Self-adapting numerical software (SANS) effort

IBM Journal of Research and Development, Mar-May 2006 by Dongarra, J, Bosilca, G, Chen, Z, Eijkhout, V, Et al

We provide a general discussion of the issues in dynamic algorithm selection and tuning, present our approach, which uses statistical data modeling, and give some preliminary results obtained with this approach. Our context here is the selection of iterative methods for linear systems in the SALSA system.

Dynamic algorithm determination

In finding the appropriate numerical algorithm for a problem, we are faced with two issues: First, there are often several algorithms that, potentially, solve the problem; second, algorithms often have one or more parameters of some sort. Thus, given user data, we have to choose an algorithm and choose a proper parameter setting for it. Our strategy in determining numerical algorithms by statistical techniques is globally as follows:

* We solve a large collection of test problems by every available method, that is, every choice of algorithm, and a suitable binning (or categorizing) of algorithm parameters.

* Each problem is assigned to a class corresponding to the method that gives the fastest solution.

* We draw up a list of characteristics of each problem.

* We then compute a probability density function for each class.

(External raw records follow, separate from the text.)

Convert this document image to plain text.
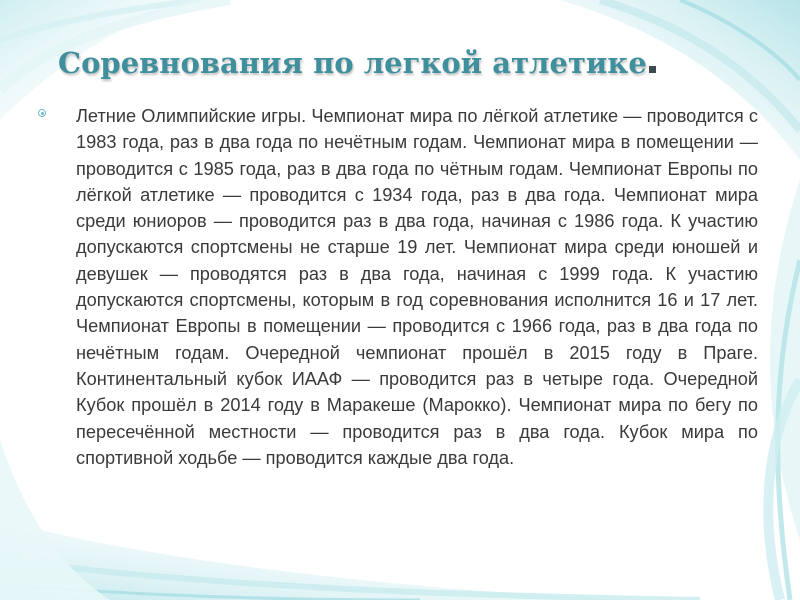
Соревнования по легкой атлетике

Летние Олимпийские игры. Чемпионат мира по лёгкой атлетике — проводится с 1983 года, раз в два года по нечётным годам. Чемпионат мира в помещении — проводится с 1985 года, раз в два года по чётным годам. Чемпионат Европы по лёгкой атлетике — проводится с 1934 года, раз в два года. Чемпионат мира среди юниоров — проводится раз в два года, начиная с 1986 года. К участию допускаются спортсмены не старше 19 лет. Чемпионат мира среди юношей и девушек — проводятся раз в два года, начиная с 1999 года. К участию допускаются спортсмены, которым в год соревнования исполнится 16 и 17 лет. Чемпионат Европы в помещении — проводится с 1966 года, раз в два года по нечётным годам. Очередной чемпионат прошёл в 2015 году в Праге. Континентальный кубок ИААФ — проводится раз в четыре года. Очередной Кубок прошёл в 2014 году в Маракеше (Марокко). Чемпионат мира по бегу по пересечённой местности — проводится раз в два года. Кубок мира по спортивной ходьбе — проводится каждые два года.
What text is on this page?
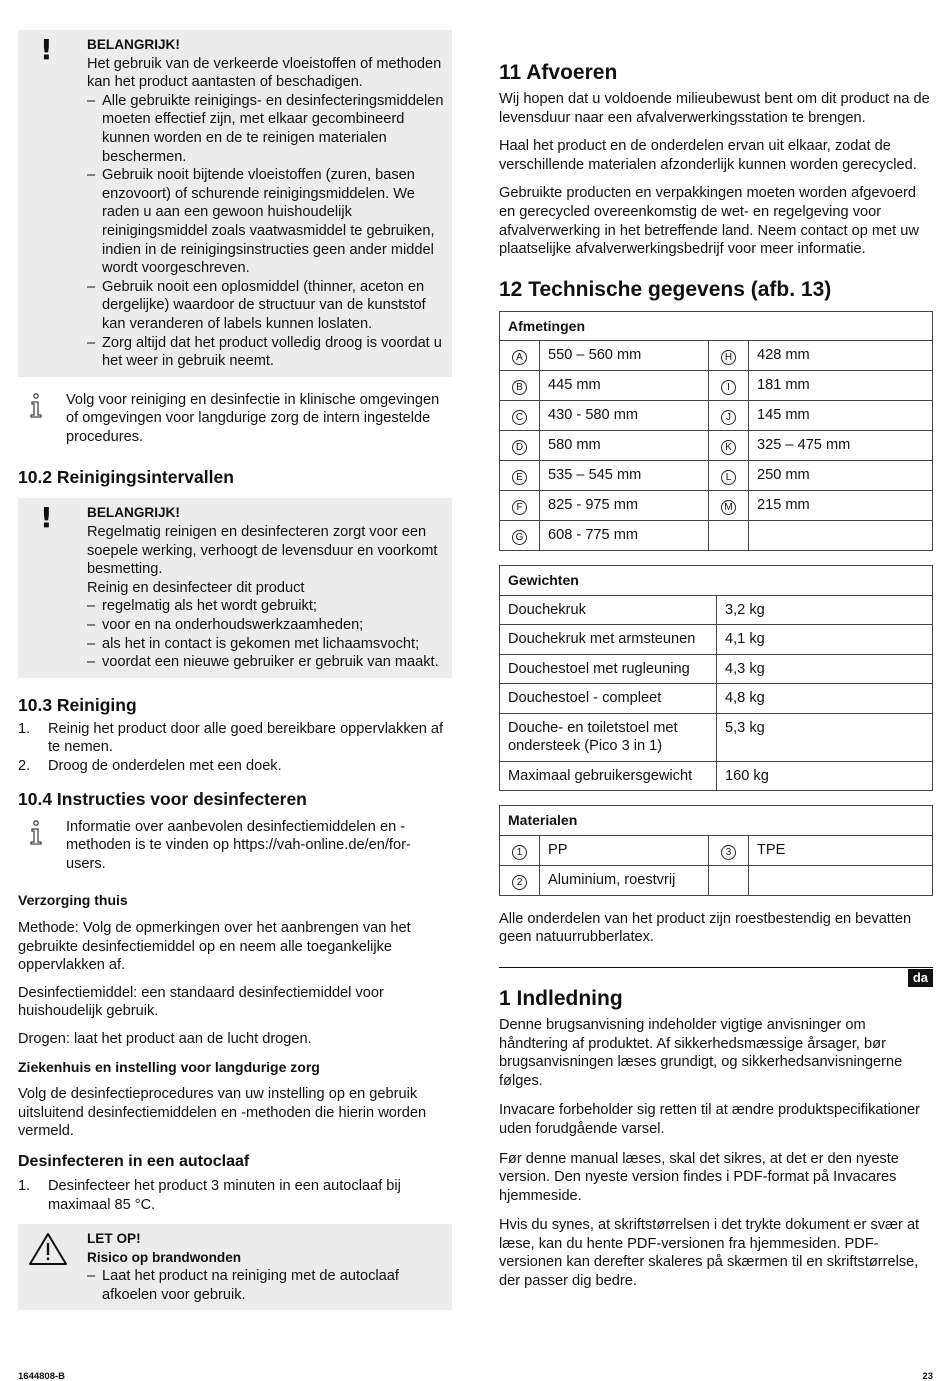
!	BELANGRIJK!

Het gebruik van de verkeerde vloeistoffen of methoden kan het product aantasten of beschadigen.

– Alle gebruikte reinigings- en desinfecteringsmiddelen moeten effectief zijn, met elkaar gecombineerd kunnen worden en de te reinigen materialen beschermen.

– Gebruik nooit bijtende vloeistoffen (zuren, basen enzovoort) of schurende reinigingsmiddelen. We raden u aan een gewoon huishoudelijk reinigingsmiddel zoals vaatwasmiddel te gebruiken, indien in de reinigingsinstructies geen ander middel wordt voorgeschreven.

– Gebruik nooit een oplosmiddel (thinner, aceton en dergelijke) waardoor de structuur van de kunststof kan veranderen of labels kunnen loslaten.

– Zorg altijd dat het product volledig droog is voordat u het weer in gebruik neemt.

Volg voor reiniging en desinfectie in klinische omgevingen of omgevingen voor langdurige zorg de intern ingestelde procedures.

10.2 Reinigingsintervallen
!	BELANGRIJK!

Regelmatig reinigen en desinfecteren zorgt voor een soepele werking, verhoogt de levensduur en voorkomt besmetting.

Reinig en desinfecteer dit product

– regelmatig als het wordt gebruikt;

– voor en na onderhoudswerkzaamheden;

– als het in contact is gekomen met lichaamsvocht;

– voordat een nieuwe gebruiker er gebruik van maakt.

10.3 Reiniging
1. Reinig het product door alle goed bereikbare oppervlakken af te nemen.
2. Droog de onderdelen met een doek.
10.4 Instructies voor desinfecteren

Informatie over aanbevolen desinfectiemiddelen en -methoden is te vinden op https://vah-online.de/en/for-users.

Verzorging thuis

Methode: Volg de opmerkingen over het aanbrengen van het gebruikte desinfectiemiddel op en neem alle toegankelijke oppervlakken af.

Desinfectiemiddel: een standaard desinfectiemiddel voor huishoudelijk gebruik.

Drogen: laat het product aan de lucht drogen.

Ziekenhuis en instelling voor langdurige zorg

Volg de desinfectieprocedures van uw instelling op en gebruik uitsluitend desinfectiemiddelen en -methoden die hierin worden vermeld.

Desinfecteren in een autoclaaf
1. Desinfecteer het product 3 minuten in een autoclaaf bij maximaal 85 °C.

LET OP!

Risico op brandwonden

– Laat het product na reiniging met de autoclaaf afkoelen voor gebruik.

11 Afvoeren

Wij hopen dat u voldoende milieubewust bent om dit product na de levensduur naar een afvalverwerkingsstation te brengen.

Haal het product en de onderdelen ervan uit elkaar, zodat de verschillende materialen afzonderlijk kunnen worden gerecycled.

Gebruikte producten en verpakkingen moeten worden afgevoerd en gerecycled overeenkomstig de wet- en regelgeving voor afvalverwerking in het betreffende land. Neem contact op met uw plaatselijke afvalverwerkingsbedrijf voor meer informatie.

12 Technische gegevens (afb. 13)
Afmetingen			
A	550 – 560 mm	H	428 mm
B	445 mm	I	181 mm
C	430 - 580 mm	J	145 mm
D	580 mm	K	325 – 475 mm
E	535 – 545 mm	L	250 mm
F	825 - 975 mm	M	215 mm
G	608 - 775 mm		
Gewichten	
Douchekruk	3,2 kg
Douchekruk met armsteunen	4,1 kg
Douchestoel met rugleuning	4,3 kg
Douchestoel - compleet	4,8 kg
Douche- en toiletstoel met ondersteek (Pico 3 in 1)	5,3 kg
Maximaal gebruikersgewicht	160 kg
Materialen			
1	PP	3	TPE
2	Aluminium, roestvrij		

Alle onderdelen van het product zijn roestbestendig en bevatten geen natuurrubberlatex.

da
1 Indledning

Denne brugsanvisning indeholder vigtige anvisninger om håndtering af produktet. Af sikkerhedsmæssige årsager, bør brugsanvisningen læses grundigt, og sikkerhedsanvisningerne følges.

Invacare forbeholder sig retten til at ændre produktspecifikationer uden forudgående varsel.

Før denne manual læses, skal det sikres, at det er den nyeste version. Den nyeste version findes i PDF-format på Invacares hjemmeside.

Hvis du synes, at skriftstørrelsen i det trykte dokument er svær at læse, kan du hente PDF-versionen fra hjemmesiden. PDF-versionen kan derefter skaleres på skærmen til en skriftstørrelse, der passer dig bedre.

1644808-B	23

As a result of this process, we find a function p^sub i^(x) where i ranges over all classes, that is, all methods, and x is in the space of the vectors of features of the input problems. Given a new problem and its feature vector x, we then decide to solve the problem with the method i for which p^sub i^(x) is maximized.

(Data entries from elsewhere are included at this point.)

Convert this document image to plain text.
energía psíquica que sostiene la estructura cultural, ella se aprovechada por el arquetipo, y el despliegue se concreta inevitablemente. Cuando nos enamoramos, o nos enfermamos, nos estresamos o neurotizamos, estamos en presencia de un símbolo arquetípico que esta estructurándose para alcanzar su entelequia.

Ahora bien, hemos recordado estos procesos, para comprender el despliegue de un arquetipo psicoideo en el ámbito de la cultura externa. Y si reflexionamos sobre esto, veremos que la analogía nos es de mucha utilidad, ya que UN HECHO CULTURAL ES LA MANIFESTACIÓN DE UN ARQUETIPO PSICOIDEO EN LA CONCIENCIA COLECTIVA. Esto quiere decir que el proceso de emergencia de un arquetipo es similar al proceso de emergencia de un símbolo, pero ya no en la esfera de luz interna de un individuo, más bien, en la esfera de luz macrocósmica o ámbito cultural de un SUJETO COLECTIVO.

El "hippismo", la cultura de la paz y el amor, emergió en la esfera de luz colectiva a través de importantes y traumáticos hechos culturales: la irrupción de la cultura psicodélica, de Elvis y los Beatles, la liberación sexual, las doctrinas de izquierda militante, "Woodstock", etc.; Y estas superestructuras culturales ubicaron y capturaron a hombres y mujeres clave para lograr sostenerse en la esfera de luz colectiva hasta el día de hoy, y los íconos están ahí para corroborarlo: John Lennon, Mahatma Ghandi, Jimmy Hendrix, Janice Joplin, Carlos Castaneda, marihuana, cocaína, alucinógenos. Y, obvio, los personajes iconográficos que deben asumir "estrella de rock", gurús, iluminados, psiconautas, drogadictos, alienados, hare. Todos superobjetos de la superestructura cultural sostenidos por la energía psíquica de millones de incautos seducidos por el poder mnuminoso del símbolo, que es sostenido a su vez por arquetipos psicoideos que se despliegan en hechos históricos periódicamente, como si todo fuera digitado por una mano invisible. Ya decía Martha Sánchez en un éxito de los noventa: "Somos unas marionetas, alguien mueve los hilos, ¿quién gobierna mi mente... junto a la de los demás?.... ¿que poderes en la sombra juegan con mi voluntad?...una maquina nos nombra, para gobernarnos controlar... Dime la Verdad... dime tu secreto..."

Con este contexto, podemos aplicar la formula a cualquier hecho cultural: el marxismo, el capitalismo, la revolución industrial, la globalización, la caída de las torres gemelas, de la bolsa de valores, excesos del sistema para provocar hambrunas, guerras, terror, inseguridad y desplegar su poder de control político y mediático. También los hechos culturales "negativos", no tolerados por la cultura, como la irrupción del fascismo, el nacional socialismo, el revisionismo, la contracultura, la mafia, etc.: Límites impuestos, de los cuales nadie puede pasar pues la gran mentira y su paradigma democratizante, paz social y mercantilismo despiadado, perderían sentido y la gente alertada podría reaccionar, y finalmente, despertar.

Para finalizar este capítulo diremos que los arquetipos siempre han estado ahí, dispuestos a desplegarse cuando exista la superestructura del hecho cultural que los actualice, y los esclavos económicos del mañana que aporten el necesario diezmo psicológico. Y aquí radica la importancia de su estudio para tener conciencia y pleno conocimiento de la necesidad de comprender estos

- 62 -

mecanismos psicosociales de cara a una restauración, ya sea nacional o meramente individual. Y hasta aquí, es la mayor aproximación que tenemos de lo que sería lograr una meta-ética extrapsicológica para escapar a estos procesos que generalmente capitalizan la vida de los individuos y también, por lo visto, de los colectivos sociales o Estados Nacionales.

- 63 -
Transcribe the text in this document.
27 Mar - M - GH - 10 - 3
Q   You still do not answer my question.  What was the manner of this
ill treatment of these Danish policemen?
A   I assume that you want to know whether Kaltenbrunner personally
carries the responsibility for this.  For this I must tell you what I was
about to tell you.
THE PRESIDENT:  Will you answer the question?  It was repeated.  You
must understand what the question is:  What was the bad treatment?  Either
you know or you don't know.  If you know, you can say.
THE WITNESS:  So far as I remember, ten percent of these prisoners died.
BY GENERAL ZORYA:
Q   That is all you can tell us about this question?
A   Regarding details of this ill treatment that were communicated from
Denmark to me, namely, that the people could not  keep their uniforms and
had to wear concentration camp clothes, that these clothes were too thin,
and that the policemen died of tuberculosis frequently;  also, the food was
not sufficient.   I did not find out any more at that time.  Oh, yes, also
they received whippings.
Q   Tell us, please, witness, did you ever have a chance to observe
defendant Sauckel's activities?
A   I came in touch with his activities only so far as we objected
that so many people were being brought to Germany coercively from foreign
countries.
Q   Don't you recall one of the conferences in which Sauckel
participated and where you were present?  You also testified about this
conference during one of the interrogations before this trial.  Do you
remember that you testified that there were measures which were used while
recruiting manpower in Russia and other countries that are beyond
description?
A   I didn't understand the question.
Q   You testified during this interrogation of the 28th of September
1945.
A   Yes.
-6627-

We now discuss the details of this statistical analysis and present some proof-of-concept numerical results evincing the potential usefulness of this approach.

Statistical analysis

In this section we give a short overview of the way in which a multivariate Bayesian decision rule can be used in numerical decision making. We stress that statistical techniques are merely one of the possible ways of using non-numerical techniques for algorithm selection and parameterization, and the technique we describe here is, in fact, only one among many possible statistical techniques. We describe here the use of parametric models, a technique with obvious implicit assumptions that very likely will not hold overall, but, as we show in the next section, have surprising applicability.

Feature extraction

The basis of the statistical decision process is the extraction of features from the application problem and the characterization of algorithms in terms of these features. In [36] we have given examples of relevant features of application problems. In the context of linear and nonlinear system solving, we can identify at least the following categories of features: structural features pertaining to the nonzero structure, simple quantities that can be computed exactly and cheaply, spectral properties that have to be approximated, and measures of the variance of the matrix.

Training stage

On the basis of the feature set described above, we now engage in an expensive and time-consuming training phase in which a large number of problems is solved by every available method. For linear system solving, methods can be described as an orthogonal combination of several choices: the iterative method, the preconditioner, and preprocessing steps, such as scaling or permuting the system. Several of these choices involve numerical parameters, such as the generalized minimal residual (GMRES) restart length or the number of incomplete LU factorization fill levels.